Naquele passado lembrado como sem cercas, os quilombolas faziam suas andanças pelos arredores do rio, “caçando melhora”, se estabeleciam em determinado lugar e ali recomeçavam a vida, em uma permanente impermanência. Em meio a esses movimentos, João e Sebastiana chegaram à Fazenda Lavado nos anos 1950 por meio de um acordo com um compadre para criarem porcos. Consideram que sua permanência em definitivo no local, um desejo de Sebastiana, ocorreu graças ao temperamento e saberes do falecido patriarca João – parteiro, curandeiro e, acima de tudo, “amigueiro”. Além de uma herança de João, o jeito “amigueiro” de ser é também atribuído à Sebastiana, que criou seus descendentes como pessoas calmas, sem vícios, cuidadosas na tessitura de suas relações. Há uma valoração moral em torno desse saber ser “amigueiro” como uma forma de controlar a braveza, o “sangue agitado”, a propensão à briga, sempre iminentes. O “sangue agitado” é, inclusive, usado como categoria acusatória nas tensões intrafamiliares.

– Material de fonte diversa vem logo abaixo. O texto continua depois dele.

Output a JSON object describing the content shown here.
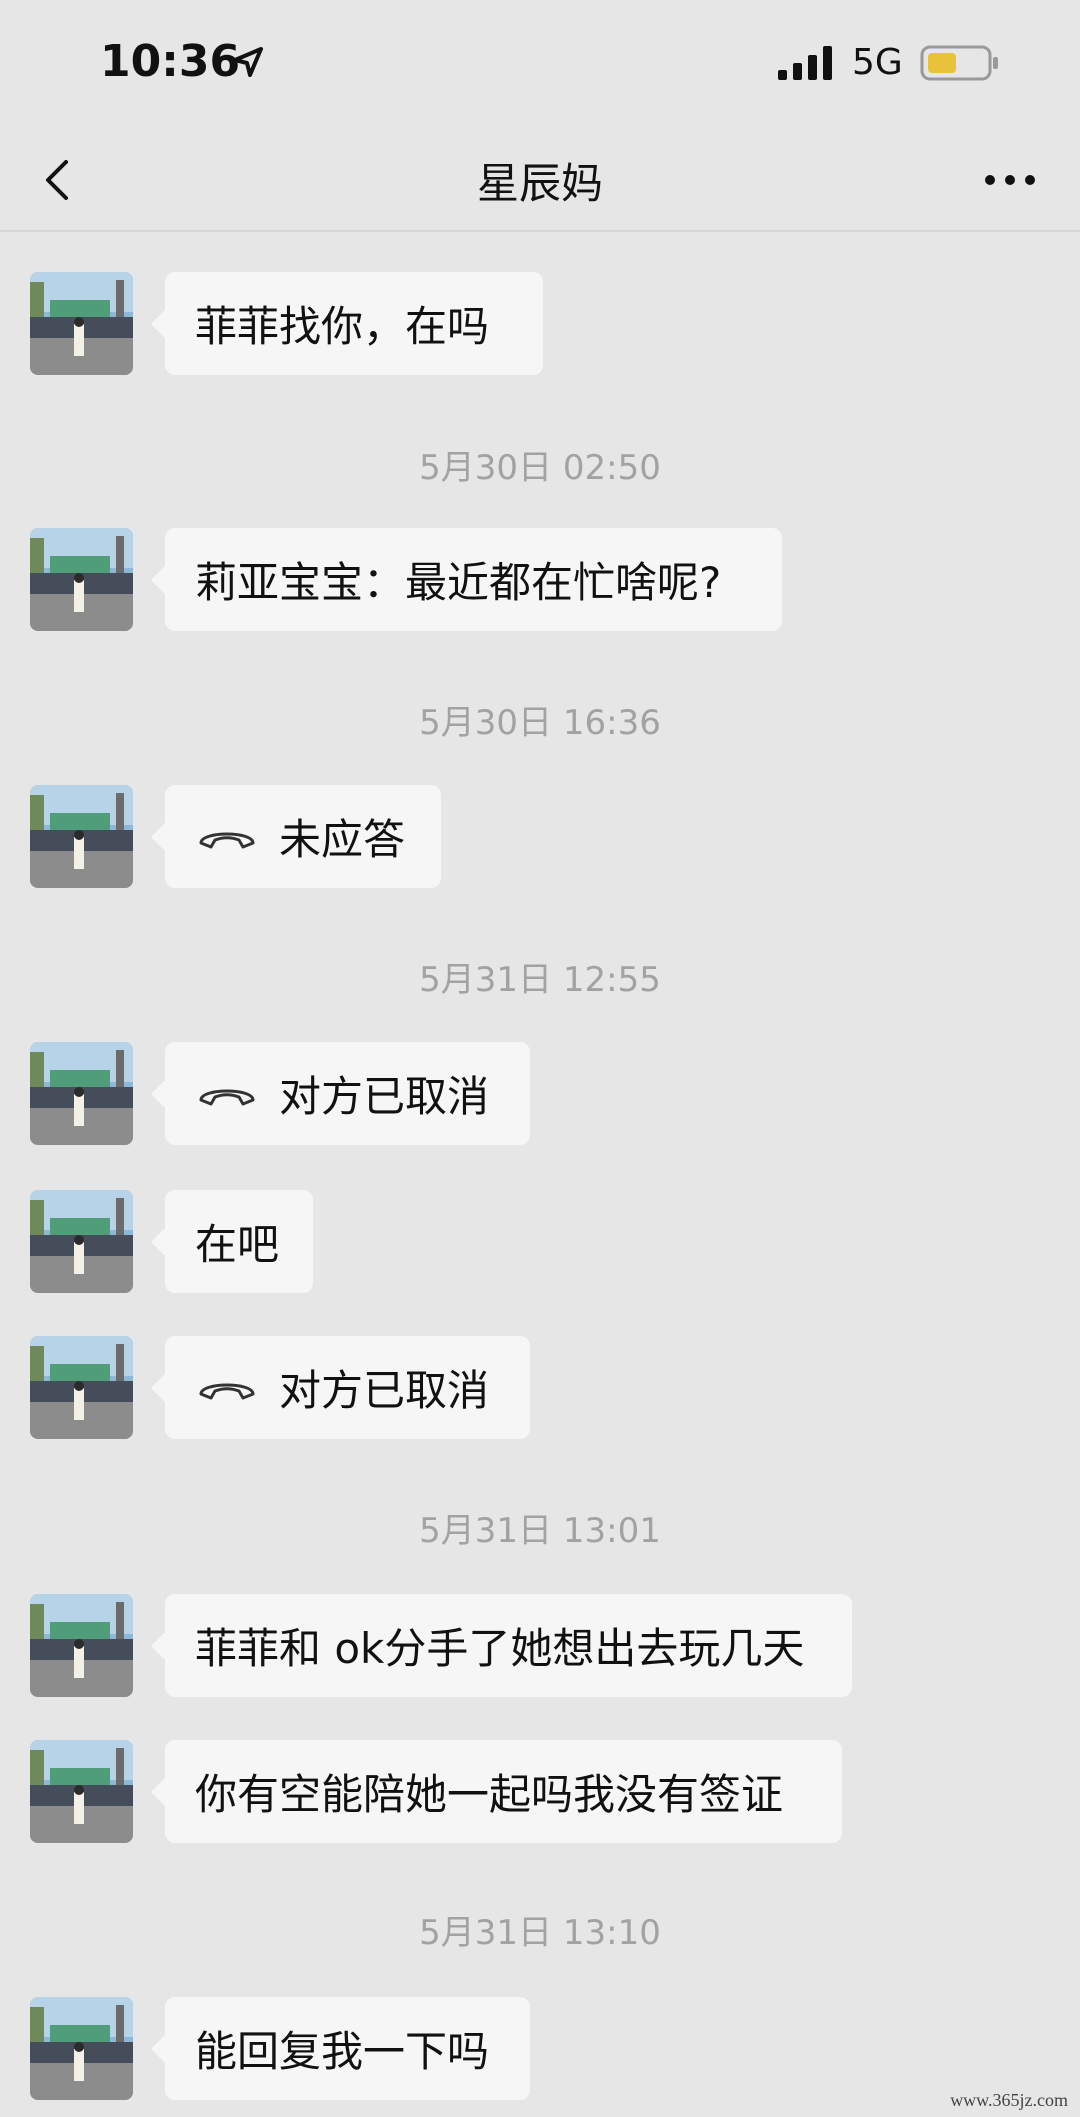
{
  "status_bar": {
    "time": "10:36",
    "network": "5G",
    "icons": [
      "location-arrow-icon",
      "signal-icon",
      "battery-icon"
    ],
    "battery_color": "#e8c33a"
  },
  "nav": {
    "title": "星辰妈",
    "back_icon": "chevron-left-icon",
    "more_icon": "more-dots-icon"
  },
  "messages": [
    {
      "type": "text",
      "text": "菲菲找你，在吗"
    },
    {
      "type": "time",
      "text": "5月30日 02:50"
    },
    {
      "type": "text",
      "text": "莉亚宝宝：最近都在忙啥呢?"
    },
    {
      "type": "time",
      "text": "5月30日 16:36"
    },
    {
      "type": "call",
      "text": "未应答",
      "icon": "phone-hangup-icon"
    },
    {
      "type": "time",
      "text": "5月31日 12:55"
    },
    {
      "type": "call",
      "text": "对方已取消",
      "icon": "phone-hangup-icon"
    },
    {
      "type": "text",
      "text": "在吧"
    },
    {
      "type": "call",
      "text": "对方已取消",
      "icon": "phone-hangup-icon"
    },
    {
      "type": "time",
      "text": "5月31日 13:01"
    },
    {
      "type": "text",
      "text": "菲菲和 ok分手了她想出去玩几天"
    },
    {
      "type": "text",
      "text": "你有空能陪她一起吗我没有签证"
    },
    {
      "type": "time",
      "text": "5月31日 13:10"
    },
    {
      "type": "text",
      "text": "能回复我一下吗"
    }
  ],
  "watermark": "www.365jz.com",
  "colors": {
    "background": "#e6e6e6",
    "bubble": "#f6f6f6",
    "timestamp": "#a2a2a2"
  }
}
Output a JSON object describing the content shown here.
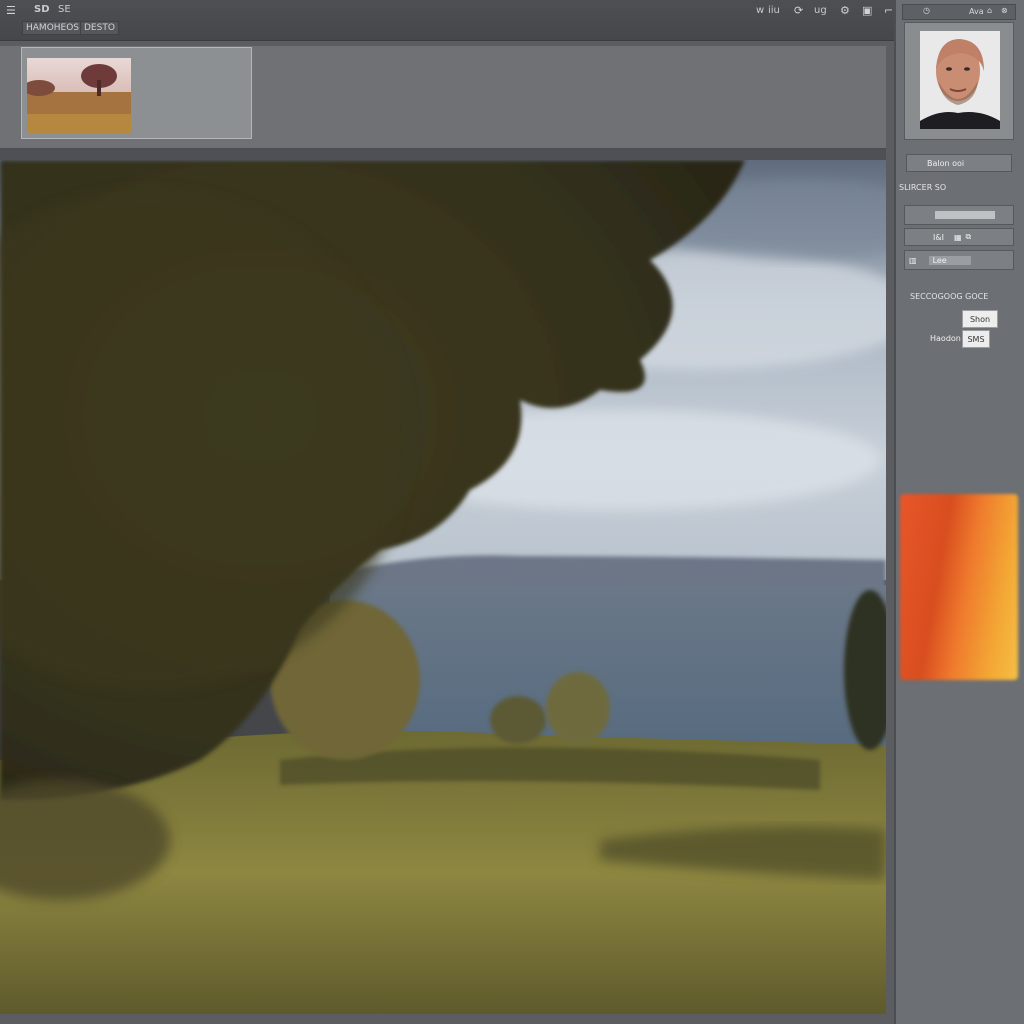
{
  "toolbar": {
    "left_items": [
      "SD",
      "SE"
    ],
    "tabs": [
      "HAMOHEOS",
      "DESTO"
    ],
    "right_items": [
      "w",
      "iiu",
      "G",
      "ug"
    ],
    "side_top_text": "Ava"
  },
  "sidebar": {
    "button_1": "Balon ooi",
    "section_label": "SLIRCER SO",
    "row_value": "I&I",
    "row_2": "Lee",
    "section_label_2": "SECCOGOOG GOCE",
    "field_1": "Shon",
    "field_2_label": "Haodon",
    "field_2": "SMS"
  },
  "colors": {
    "swatch_start": "#e8562a",
    "swatch_end": "#f6bf45",
    "accent": "#ea6b2a"
  },
  "icons": {
    "menu": "menu-icon",
    "search": "search-icon",
    "settings": "gear-icon",
    "image": "image-icon",
    "close": "close-icon"
  }
}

No período da pesquisa de Perutti, entre 2011 e 2015, os habitantes do município de Nova Roma percebiam o lugar como em vias de acabar, de virar um deserto – de um ponto de vista ambiental, pelas secas mais rigorosas, mas também pela falta de “movimento” de pessoas. O jeito próprio de ser e se relacionar da Família Magalhães, além de garantir e legitimar sua permanência na Fazenda Lavado, foi a maneira particular encontrada para lidarem com essa percepção de “deserto”. Aprenderam, alguns mais do que outros, as artes de gerir relações, seja com amigos, seja com outros ameaçadores – como seres mágicos potencialmente perigosos, opositores políticos ou pistoleiros – procurando apaziguá-las. Aprenderam a cultivar – como se cultiva um roçado – relações com vizinhos, políticos locais, correligionários, opositores políticos, amigos de Brasília que vão passar as férias na região.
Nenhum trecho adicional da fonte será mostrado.